Let’s not forget Meme’s Handmade contribution.  My mom is handy with creativity and a pair of sewing shears, so Little Friend joins a family tradition of the Birthday Banner.  Sometime in my tween years (does that count as once upon a time, long, long ago?), my mom generated the great idea to make birthday banners for my sisters and I to record a special event from each passing year.  The banners hung in our house for our birthday month (or months, if packing them away for next year fell too far down on the to-do list).  When Little Friend turned one, I had a major request for Meme: “Can you help me make a birthday banner?”

My birthday banner is filled with memories of my growing up years.

Little Friend’s is a blank slate for memories to come.

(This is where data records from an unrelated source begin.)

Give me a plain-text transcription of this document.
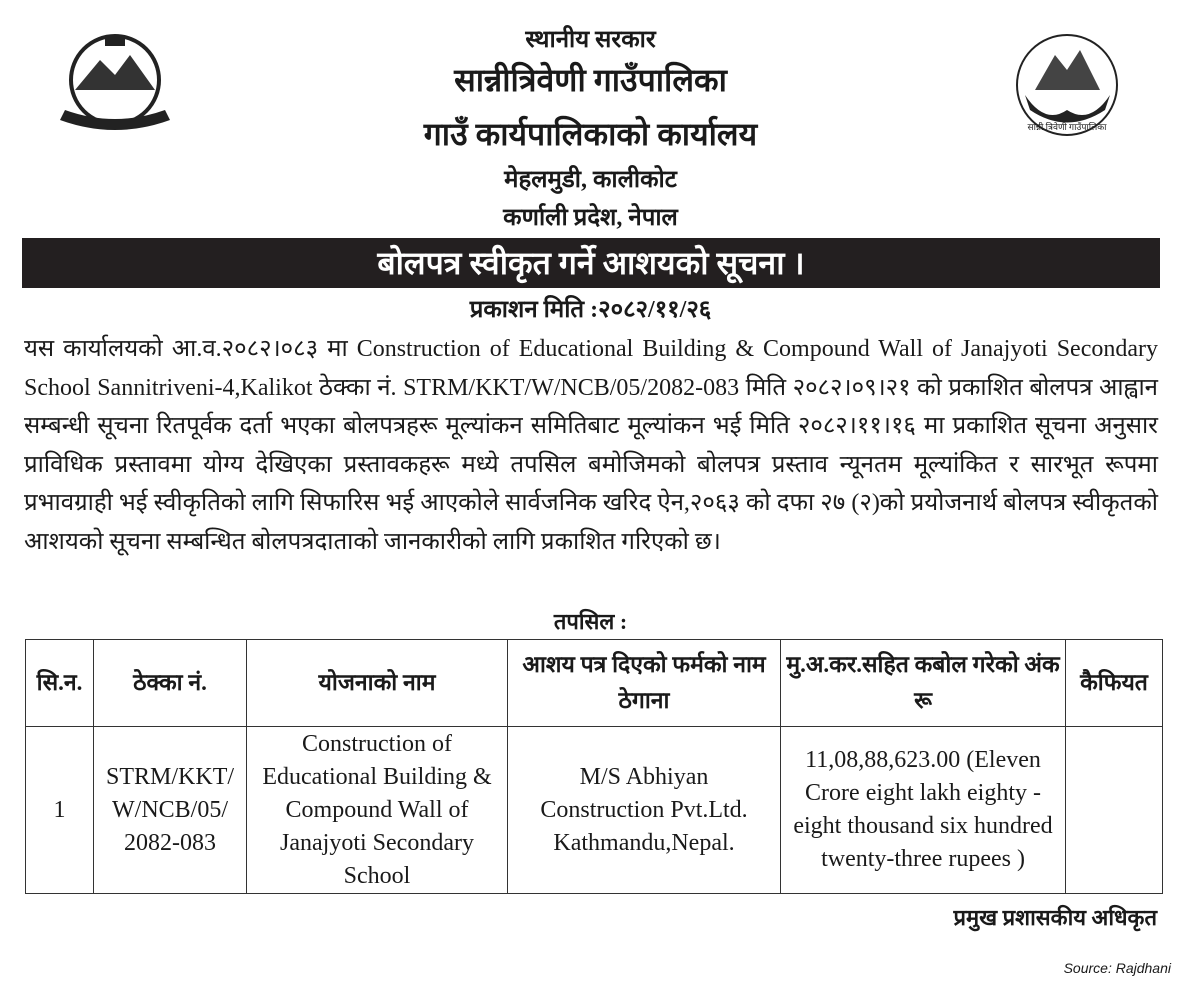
सान्नी त्रिवेणी गाउँपालिका
स्थानीय सरकार
सान्नीत्रिवेणी गाउँपालिका
गाउँ कार्यपालिकाको कार्यालय
मेहलमुडी, कालीकोट
कर्णाली प्रदेश, नेपाल
बोलपत्र स्वीकृत गर्ने आशयको सूचना ।
प्रकाशन मिति :२०८२/११/२६
यस कार्यालयको आ.व.२०८२।०८३ मा Construction of Educational Building & Compound Wall of Janajyoti Secondary School Sannitriveni-4,Kalikot ठेक्का नं. STRM/KKT/W/NCB/05/2082-083 मिति २०८२।०९।२१ को प्रकाशित बोलपत्र आह्वान सम्बन्धी सूचना रितपूर्वक दर्ता भएका बोलपत्रहरू मूल्यांकन समितिबाट मूल्यांकन भई मिति २०८२।११।१६ मा प्रकाशित सूचना अनुसार प्राविधिक प्रस्तावमा योग्य देखिएका प्रस्तावकहरू मध्ये तपसिल बमोजिमको बोलपत्र प्रस्ताव न्यूनतम मूल्यांकित र सारभूत रूपमा प्रभावग्राही भई स्वीकृतिको लागि सिफारिस भई आएकोले सार्वजनिक खरिद ऐन,२०६३ को दफा २७ (२)को प्रयोजनार्थ बोलपत्र स्वीकृतको आशयको सूचना सम्बन्धित बोलपत्रदाताको जानकारीको लागि प्रकाशित गरिएको छ।
तपसिल :
सि.न.	ठेक्का नं.	योजनाको नाम	आशय पत्र दिएको फर्मको नाम ठेगाना	मु.अ.कर.सहित कबोल गरेको अंक रू	कैफियत
1	STRM/KKT/ W/NCB/05/ 2082-083	Construction of Educational Building & Compound Wall of Janajyoti Secondary School	M/S Abhiyan Construction Pvt.Ltd. Kathmandu,Nepal.	11,08,88,623.00 (Eleven Crore eight lakh eighty -eight thousand six hundred twenty-three rupees )	
प्रमुख प्रशासकीय अधिकृत
Source: Rajdhani
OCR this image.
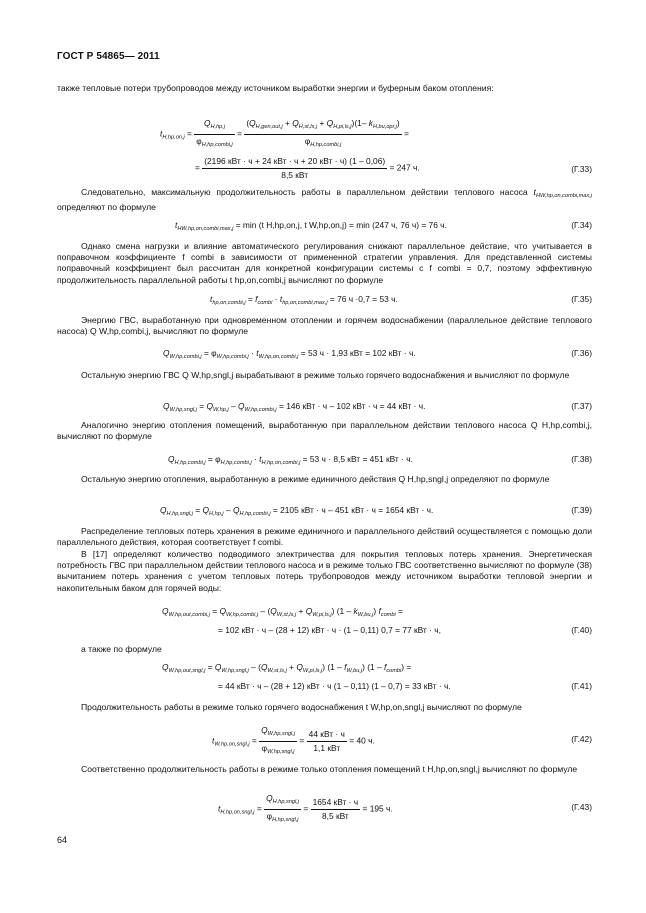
ГОСТ Р 54865— 2011
также тепловые потери трубопроводов между источником выработки энергии и буферным баком отопления:
$t_{H,hp,on,j} = \frac{Q_{H,hp,j}}{\varphi_{H,hp,combi,j}} = \frac{(Q_{H,gen,out,j} + Q_{H,st,ls,j} + Q_{H,pi,ls,j})(1- k_{H,bu,opr,j})}{\varphi_{H,hp,combi,j}}$ =
= $\frac{\text{(2196 кВт · ч + 24 кВт · ч + 20 кВт · ч) (1 – 0,06)}}{\text{8,5 кВт}} = 247$ ч.	(Г.33)
Следовательно, максимальную продолжительность работы в параллельном действии теплового насоса $t_{HW,hp,on,combi,max,j}$ определяют по формуле
$t_{HW,hp,on,combi,max,j} = \min (t$ H,hp,on,j, t W,hp,on,j) = min (247 ч, 76 ч) = 76 ч.	(Г.34)
Однако смена нагрузки и влияние автоматического регулирования снижают параллельное действие, что учитывается в поправочном коэффициенте f combi в зависимости от примененной стратегии управления. Для представленной системы поправочный коэффициент был рассчитан для конкретной конфигурации системы с f combi = 0,7, поэтому эффективную продолжительность параллельной работы t hp,on,combi,j вычисляют по формуле
$t_{hp,on,combi,j} = f_{combi} \cdot t_{hp,on,combi,max,j} = 76$ ч ·0,7 = 53 ч.	(Г.35)
Энергию ГВС, выработанную при одновременном отоплении и горячем водоснабжении (параллельное действие теплового насоса) Q W,hp,combi,j, вычисляют по формуле
$Q_{W,hp,combi,j} = \varphi_{W,hp,combi,j} \cdot t_{W,hp,on,combi,j} = 53$ ч · 1,93 кВт = 102 кВт · ч.	(Г.36)
Остальную энергию ГВС Q W,hp,sngl,j вырабатывают в режиме только горячего водоснабжения и вычисляют по формуле
$Q_{W,hp,sngl,j} = Q_{W,hp,j} - Q_{W,hp,combi,j} = 146$ кВт · ч – 102 кВт · ч = 44 кВт · ч.	(Г.37)
Аналогично энергию отопления помещений, выработанную при параллельном действии теплового насоса Q H,hp,combi,j, вычисляют по формуле
$Q_{H,hp,combi,j} = \varphi_{H,hp,combi,j} \cdot t_{H,hp,on,combi,j} = 53$ ч · 8,5 кВт = 451 кВт · ч.	(Г.38)
Остальную энергию отопления, выработанную в режиме единичного действия Q H,hp,sngl,j определяют по формуле
$Q_{H,hp,sngl,j} = Q_{H,hp,j} - Q_{H,hp,combi,j} = 2105$ кВт · ч – 451 кВт · ч = 1654 кВт · ч.	(Г.39)
Распределение тепловых потерь хранения в режиме единичного и параллельного действий осуществляется с помощью доли параллельного действия, которая соответствует f combi.
В [17] определяют количество подводимого электричества для покрытия тепловых потерь хранения. Энергетическая потребность ГВС при параллельном действии теплового насоса и в режиме только ГВС соответственно вычисляют по формуле (38) вычитанием потерь хранения с учетом тепловых потерь трубопроводов между источником выработки тепловой энергии и накопительным баком для горячей воды:
$Q_{W,hp,out,combi,j} = Q_{W,hp,combi,j} - (Q_{W,st,ls,j} + Q_{W,pi,ls,j})$ $(1 - k_{W,bu,j})$ $f_{combi}$ =
= 102 кВт · ч – (28 + 12) кВт · ч · (1 – 0,11) 0,7 = 77 кВт · ч,	(Г.40)
а также по формуле
$Q_{W,hp,out,sngl,j} = Q_{W,hp,sngl,j} - (Q_{W,st,ls,j} + Q_{W,pi,ls,j})$ $(1 - f_{W,bu,j})$ $(1 - f_{combi})$ =
= 44 кВт · ч – (28 + 12) кВт · ч (1 – 0,11) (1 – 0,7) = 33 кВт · ч.	(Г.41)
Продолжительность работы в режиме только горячего водоснабжения t W,hp,on,sngl,j вычисляют по формуле
$t_{W,hp,on,sngl,j} = \frac{Q_{W,hp,sngl,j}}{\varphi_{W,hp,sngl,j}} = \frac{\text{44 кВт · ч}}{\text{1,1 кВт}} = 40$ ч.	(Г.42)
Соответственно продолжительность работы в режиме только отопления помещений t H,hp,on,sngl,j вычисляют по формуле
$t_{H,hp,on,sngl,j} = \frac{Q_{H,hp,sngl,j}}{\varphi_{H,hp,sngl,j}} = \frac{\text{1654 кВт · ч}}{\text{8,5 кВт}} = 195$ ч.	(Г.43)
64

So this Christmas season, I’m going to take a page out of Santa’s handbook (the one without the bar code on the back), and go after the handmade gifts for those on my gift list.  I can’t compete with the pages of Toys R Us’s Great Big Christmas Book (I’m thinking of the whiny brat in Babe who rejects her grandfather’s lovingly built doll house because it doesn’t look like the one in the catalog).  But I’m going to place my money on the long-term impact of the Handmades.

3 Comments

  1. Jo said:

    All I can say is ditto. I treasure homemade things as I think somehow each person who “handmakes” something for another, somehow infuses something of their own essence into it. And my greatest treasures of all are the handmade gifts God has given me–my 3 daughters and 3 grandchildren.

    November 11, 2010
    Reply
  2. Donna Guerard said:

    Beth,
    I so enjoyed your latest blog. Handmade gifts are certainly the best, aren’t they? I am using crocheted blankets for my grandsons that their great, great grandmother made.
    And to top it off, “Babe” is one of our favorite family movies.
    May you have a blessed Christmas.
    Donna

    November 11, 2010
    Reply
  3. juliaedler said:

    Oh no “handmades” from Aunt Julia. Hmmm What to make, what to make?